Several reports describe health care providers incorrectly calculating the intended dose when converting from milligrams to units or milliliters, which resulted in patients administering five to 10 times more than the intended dose of semaglutide.

  • One provider intended to dose 0.25 milligrams (5 units), but prescribed 25 units instead, leading to a patient receiving five times the intended dose and experiencing severe vomiting.
  • Another provider prescribed 20 units instead of 2 units, affecting three patients who, after receiving 10 times the intended dose, experienced nausea and vomiting.
  • Additionally, a patient, who is a health care provider, attempted to recalculate their own dose in units and inadvertently self-administered a dose 10 times higher than intended.

Conclusion

FDA recognizes the substantial consumer interest in using compounded semaglutide products for weight loss. However, compounded drugs pose a higher risk to patients than FDA-approved drugs because compounded drugs do not undergo FDA premarket review for safety, effectiveness or quality. Therefore, compounded drugs should only be used to meet a patient’s needs if the patient’s medical needs cannot be met by an available FDA-approved drug.

FDA has received reports of dosing errors from patients and health care providers related to these compounded products. There may be a risk of medication dosing errors due to conversion from milligrams to other units of measurement, availability of compounded semaglutide products in varying concentrations and use of multiple-dose vials.
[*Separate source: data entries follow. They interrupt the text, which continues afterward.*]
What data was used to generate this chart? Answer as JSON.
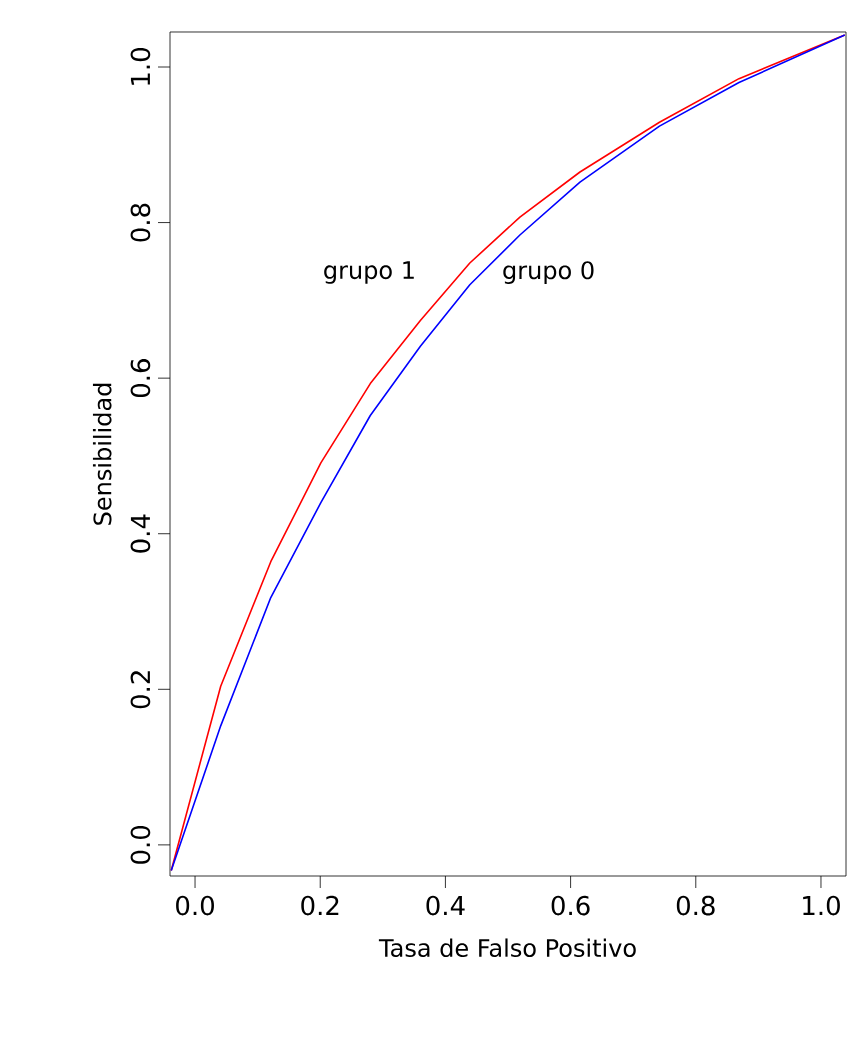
{
  "chart_data": {
    "type": "line",
    "xlabel": "Tasa de Falso Positivo",
    "ylabel": "Sensibilidad",
    "xlim": [
      -0.04,
      1.04
    ],
    "ylim": [
      -0.04,
      1.045
    ],
    "xticks": [
      {
        "value": 0,
        "label": "0.0"
      },
      0.2,
      0.4,
      0.6,
      0.8,
      {
        "value": 1,
        "label": "1.0"
      }
    ],
    "yticks": [
      {
        "value": 0,
        "label": "0.0"
      },
      0.2,
      0.4,
      0.6,
      0.8,
      {
        "value": 1,
        "label": "1.0"
      }
    ],
    "grid": false,
    "marker": "none",
    "line_style": "solid",
    "series": [
      {
        "color": "#ff0000",
        "x": [
          -0.038,
          0.041,
          0.121,
          0.201,
          0.28,
          0.36,
          0.439,
          0.519,
          0.615,
          0.742,
          0.869,
          1.038
        ],
        "values": [
          -0.033,
          0.204,
          0.364,
          0.491,
          0.593,
          0.674,
          0.748,
          0.807,
          0.865,
          0.929,
          0.985,
          1.041
        ]
      },
      {
        "color": "#0000ff",
        "x": [
          -0.038,
          0.041,
          0.121,
          0.201,
          0.28,
          0.36,
          0.439,
          0.519,
          0.615,
          0.742,
          0.869,
          1.038
        ],
        "values": [
          -0.033,
          0.153,
          0.318,
          0.44,
          0.552,
          0.641,
          0.72,
          0.784,
          0.852,
          0.924,
          0.98,
          1.041
        ]
      }
    ],
    "annotations": [
      "grupo 1",
      "grupo 0"
    ]
  }
}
Some patients sought medical attention or required hospitalization after the medication error. Reported semaglutide overdose adverse events include gastrointestinal effects (e.g., nausea, vomiting, abdominal pain), fainting, headache, migraine, dehydration, acute pancreatitis and gallstones.

Report adverse events to FDA

FDA encourages compounders, health care providers and patients to report adverse events and medication errors associated with compounded semaglutide products to FDA’s MedWatch Adverse Event Reporting program.
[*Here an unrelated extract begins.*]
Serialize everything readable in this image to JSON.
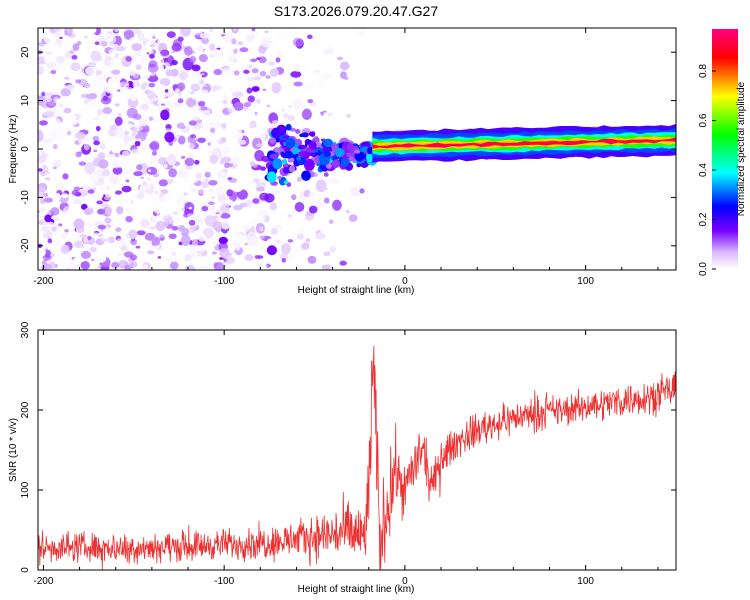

Complete and submit the report online at MedWatch: The FDA Safety Information and Adverse Event Reporting Program, or
Download and complete the form, then submit it via fax at 1-800-FDA-0178.

[1] FDA is aware that some compounders incorporate additional ingredients, such as cyanocobalamin (Vitamin B-12), pyridoxine (Vitamin B-6), levocarnitine (L-Carnitine) and nicotinamide adenine dinucleotide (NAD), into their semaglutide products. The safety and effectiveness of combining semaglutide with other ingredients has not been established.

[2] FDA had also received reports that in some cases, compounders may be using salt forms of semaglutide, including semaglutide sodium and semaglutide acetate. The salt forms are different active ingredients than is used in the approved drugs, which contain the base form of semaglutide. The FDA is not aware of any basis for compounding using the salt forms that would meet the FD&C Act conditions for types of active ingredients that can be used in compounding.